I'm having problems proving this:
Suppose that $ f: A \to B $ is a surjective function. Define the following relation on A: $a_1 \sim a_2 $ if and only if $f(a_1)=f(a_2)$. Denote by $A/\sim$ the set of equivalence classes of $\sim$. Prove that $$ |A/\sim| =|B| .$$ I know that each equivalence class of each $a_i$ in A is the set of all $a_j$ in A that is sent to the same $b_k$ in B as $a_i$ is, so each equivalence class in $A/\sim$ should correspond to a $b_k$ in B, thus they must have the same size. I just don't know how to put this into a mathematical proof.
You basically gave the proof already, so let's turn it into a precise mathematical proof.

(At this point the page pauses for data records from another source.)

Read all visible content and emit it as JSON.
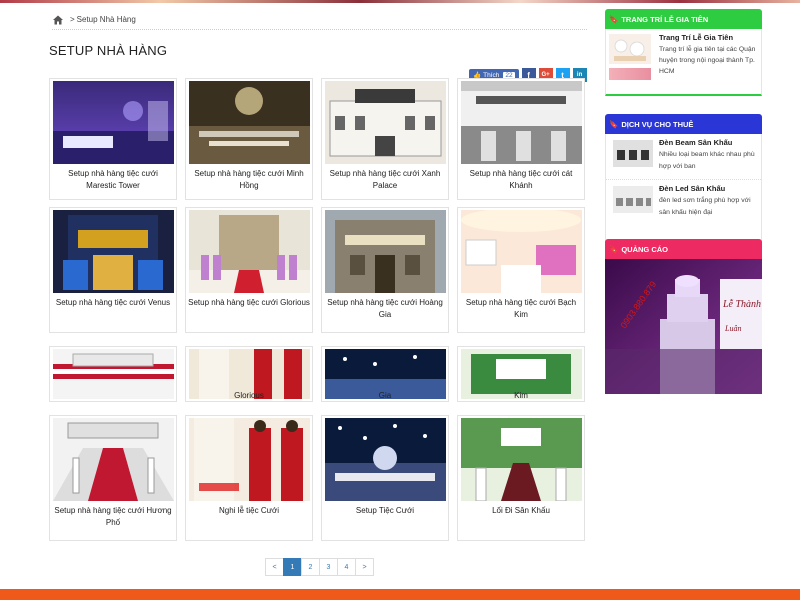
{
  "breadcrumb": {
    "home_icon": "home-icon",
    "separator": ">",
    "current": "Setup Nhà Hàng"
  },
  "page_title": "SETUP NHÀ HÀNG",
  "social": {
    "like_label": "Thích",
    "like_count": "22",
    "share_buttons": [
      "f",
      "G+",
      "t",
      "in"
    ]
  },
  "cards": [
    {
      "caption": "Setup nhà hàng tiệc cưới Marestic Tower"
    },
    {
      "caption": "Setup nhà hàng tiệc cưới Minh Hồng"
    },
    {
      "caption": "Setup nhà hàng tiệc cưới Xanh Palace"
    },
    {
      "caption": "Setup nhà hàng tiệc cưới cát Khánh"
    },
    {
      "caption": "Setup nhà hàng tiệc cưới Venus"
    },
    {
      "caption": "Setup nhà hàng tiệc cưới Glorious"
    },
    {
      "caption": "Setup nhà hàng tiệc cưới Hoàng Gia"
    },
    {
      "caption": "Setup nhà hàng tiệc cưới Bạch Kim"
    },
    {
      "caption": "Setup nhà hàng tiệc cưới Hương Phố"
    },
    {
      "caption": "Nghi lễ tiệc Cưới"
    },
    {
      "caption": "Setup Tiệc Cưới"
    },
    {
      "caption": "Lối Đi Sân Khấu"
    }
  ],
  "overlap_row": {
    "captions": [
      "Glorious",
      "Gia",
      "Kim"
    ]
  },
  "pagination": {
    "prev": "<",
    "pages": [
      "1",
      "2",
      "3",
      "4"
    ],
    "active": "1",
    "next": ">"
  },
  "sidebar": {
    "widget1": {
      "title": "TRANG TRÍ LỄ GIA TIÊN",
      "color": "#2ecc40",
      "item": {
        "name": "Trang Trí Lễ Gia Tiên",
        "desc": "Trang trí lễ gia tiên tại các Quận huyện trong nội ngoại thành Tp. HCM"
      }
    },
    "widget2": {
      "title": "DỊCH VỤ CHO THUÊ",
      "color": "#2a36d6",
      "items": [
        {
          "name": "Đèn Beam Sân Khấu",
          "desc": "Nhiều loại beam khác nhau phù hợp với ban"
        },
        {
          "name": "Đèn Led Sân Khấu",
          "desc": "đèn led sơn trắng phù hợp với sân khấu hiện đại"
        }
      ]
    },
    "widget3": {
      "title": "QUẢNG CÁO",
      "color": "#ee2a62",
      "ad_text": {
        "phone": "0903.880.879",
        "sign_line1": "Lễ Thành",
        "sign_line2": "Luân"
      }
    }
  },
  "colors": {
    "accent": "#337ab7",
    "footer": "#ef5a1a"
  }
}
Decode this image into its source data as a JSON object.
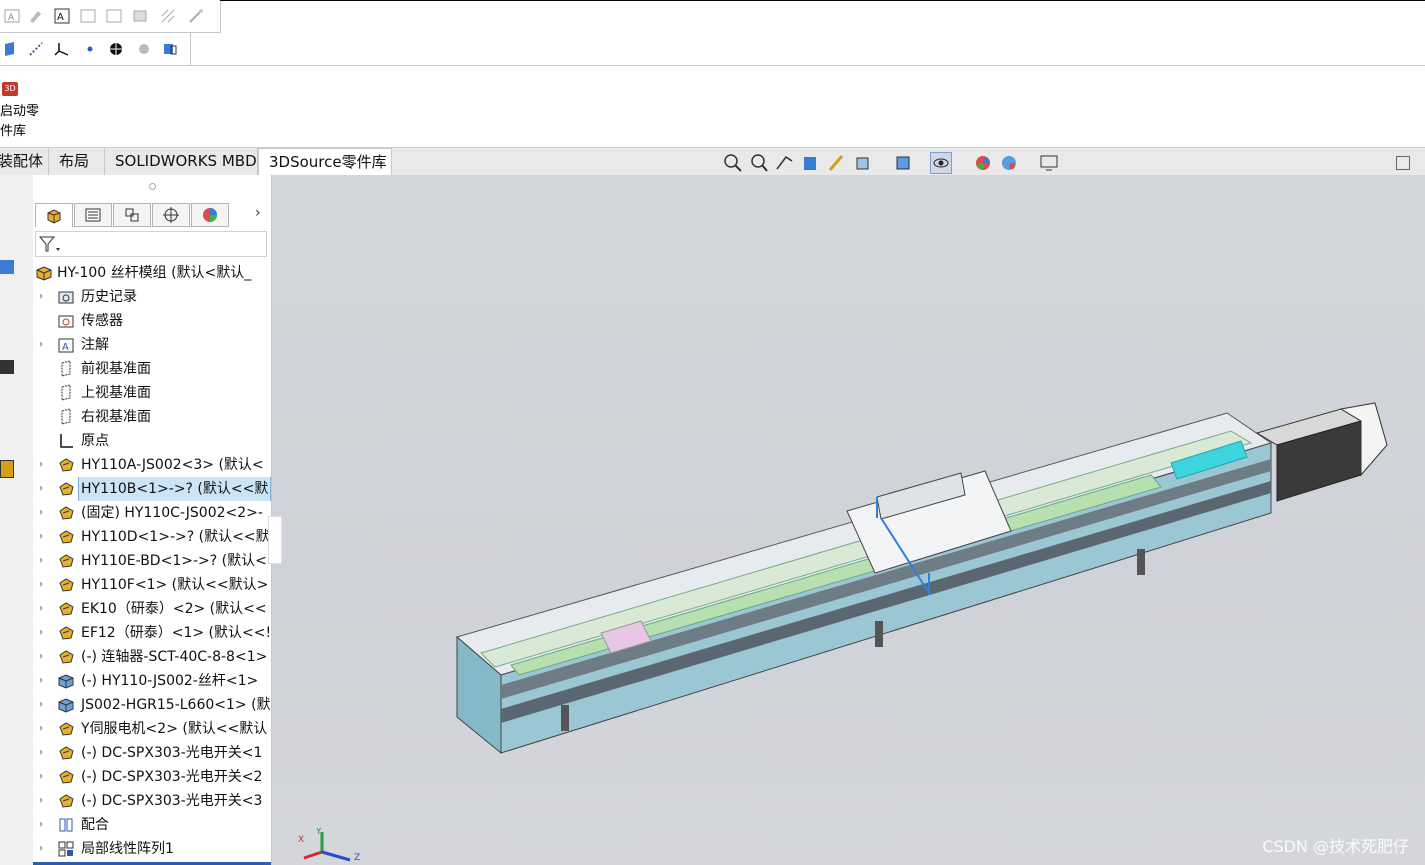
{
  "command_manager": {
    "block_label_line1": "启动零",
    "block_label_line2": "件库",
    "block_icon": "3D"
  },
  "tabs": [
    {
      "label": "装配体",
      "active": false
    },
    {
      "label": "布局",
      "active": false
    },
    {
      "label": "SOLIDWORKS MBD",
      "active": false
    },
    {
      "label": "3DSource零件库",
      "active": true
    }
  ],
  "feature_tree": {
    "root": "HY-100 丝杆模组  (默认<默认_",
    "items": [
      {
        "label": "历史记录",
        "icon": "history-folder-icon",
        "expand": true
      },
      {
        "label": "传感器",
        "icon": "sensor-icon",
        "expand": false
      },
      {
        "label": "注解",
        "icon": "annotation-icon",
        "expand": true
      },
      {
        "label": "前视基准面",
        "icon": "plane-icon",
        "expand": false
      },
      {
        "label": "上视基准面",
        "icon": "plane-icon",
        "expand": false
      },
      {
        "label": "右视基准面",
        "icon": "plane-icon",
        "expand": false
      },
      {
        "label": "原点",
        "icon": "origin-icon",
        "expand": false
      },
      {
        "label": "HY110A-JS002<3> (默认<",
        "icon": "subassembly-icon",
        "expand": true
      },
      {
        "label": "HY110B<1>->? (默认<<默",
        "icon": "subassembly-icon",
        "expand": true,
        "selected": true
      },
      {
        "label": "(固定) HY110C-JS002<2>-",
        "icon": "subassembly-icon",
        "expand": true
      },
      {
        "label": "HY110D<1>->? (默认<<默",
        "icon": "subassembly-icon",
        "expand": true
      },
      {
        "label": "HY110E-BD<1>->? (默认<",
        "icon": "subassembly-icon",
        "expand": true
      },
      {
        "label": "HY110F<1> (默认<<默认>",
        "icon": "subassembly-icon",
        "expand": true
      },
      {
        "label": "EK10（研泰）<2> (默认<<",
        "icon": "subassembly-icon",
        "expand": true
      },
      {
        "label": "EF12（研泰）<1> (默认<<!",
        "icon": "subassembly-icon",
        "expand": true
      },
      {
        "label": "(-) 连轴器-SCT-40C-8-8<1>",
        "icon": "subassembly-icon",
        "expand": true
      },
      {
        "label": "(-) HY110-JS002-丝杆<1>",
        "icon": "part-icon",
        "expand": true
      },
      {
        "label": "JS002-HGR15-L660<1> (默",
        "icon": "part-icon",
        "expand": true
      },
      {
        "label": "Y伺服电机<2> (默认<<默认",
        "icon": "subassembly-icon",
        "expand": true
      },
      {
        "label": "(-) DC-SPX303-光电开关<1",
        "icon": "subassembly-icon",
        "expand": true
      },
      {
        "label": "(-) DC-SPX303-光电开关<2",
        "icon": "subassembly-icon",
        "expand": true
      },
      {
        "label": "(-) DC-SPX303-光电开关<3",
        "icon": "subassembly-icon",
        "expand": true
      },
      {
        "label": "配合",
        "icon": "mates-icon",
        "expand": true
      },
      {
        "label": "局部线性阵列1",
        "icon": "pattern-icon",
        "expand": true
      }
    ]
  },
  "watermark": "CSDN @技术死肥仔",
  "colors": {
    "viewport_bg": "#d1d4da",
    "selection": "#cde4f7",
    "accent": "#2a5db0"
  }
}
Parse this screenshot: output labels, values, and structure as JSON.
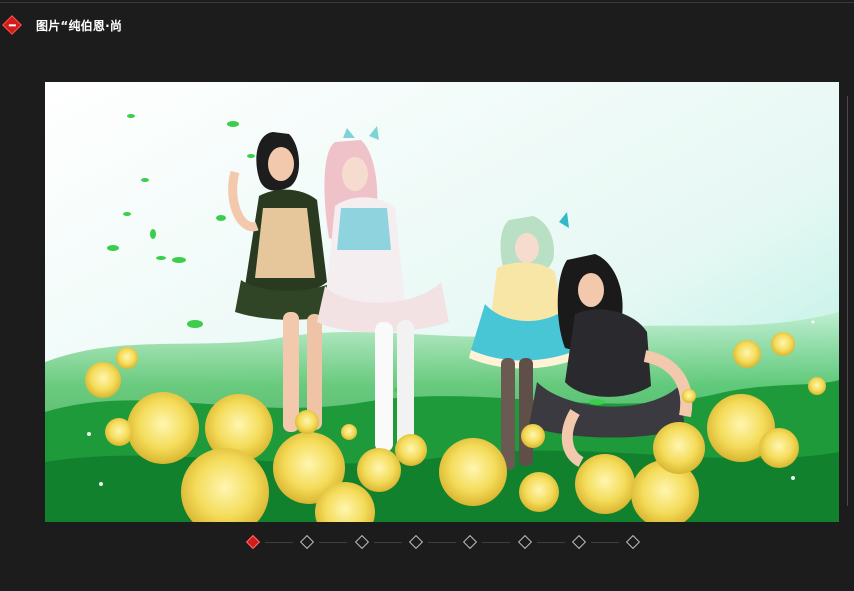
{
  "header": {
    "title": "图片“纯伯恩·尚",
    "collapse_icon": "minus-diamond-icon",
    "accent_color": "#d21c1c"
  },
  "viewer": {
    "image_subject": "four-characters-in-rose-garden",
    "background_tint": "#e8faf6",
    "foliage_color": "#2aa63f",
    "rose_color": "#f4dc5a"
  },
  "pager": {
    "page_count": 8,
    "active_index": 0,
    "active_color": "#d21c1c",
    "inactive_color": "#bdbdbd"
  }
}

To show that $|A / \sim | = |B|$, we need to construct a bijection $g: A / \sim \to B$. You already told us how to construct this bijection: let $[a]$ be the equivalence class of some $a \in A$, then we set $g([a]) = f(a)$. We need to check a few things now.
Well-defined. The function $g$ is indeed well-defined. That is, it does not depend on the representative of the equivalence class. So if $a \sim a'$, then by definition that means that $f(a) = f(a')$ so indeed the value of $g$ is well-defined.
Injective. Suppose that $g([a]) = g([a'])$, so $f(a) = f(a')$. Then by definition $a \sim a'$, so $[a] = [a']$ and $g$ is indeed injective.
Surjective. Let $b \in B$, then because $f$ is surjective there is $a \in A$ such that $f(a) = b$. So $g([a]) = f(a) = b$, and indeed $g$ is surjective.
Altogether we have a bijection $A / \sim \to B$, so $|A / \sim| = |B|$.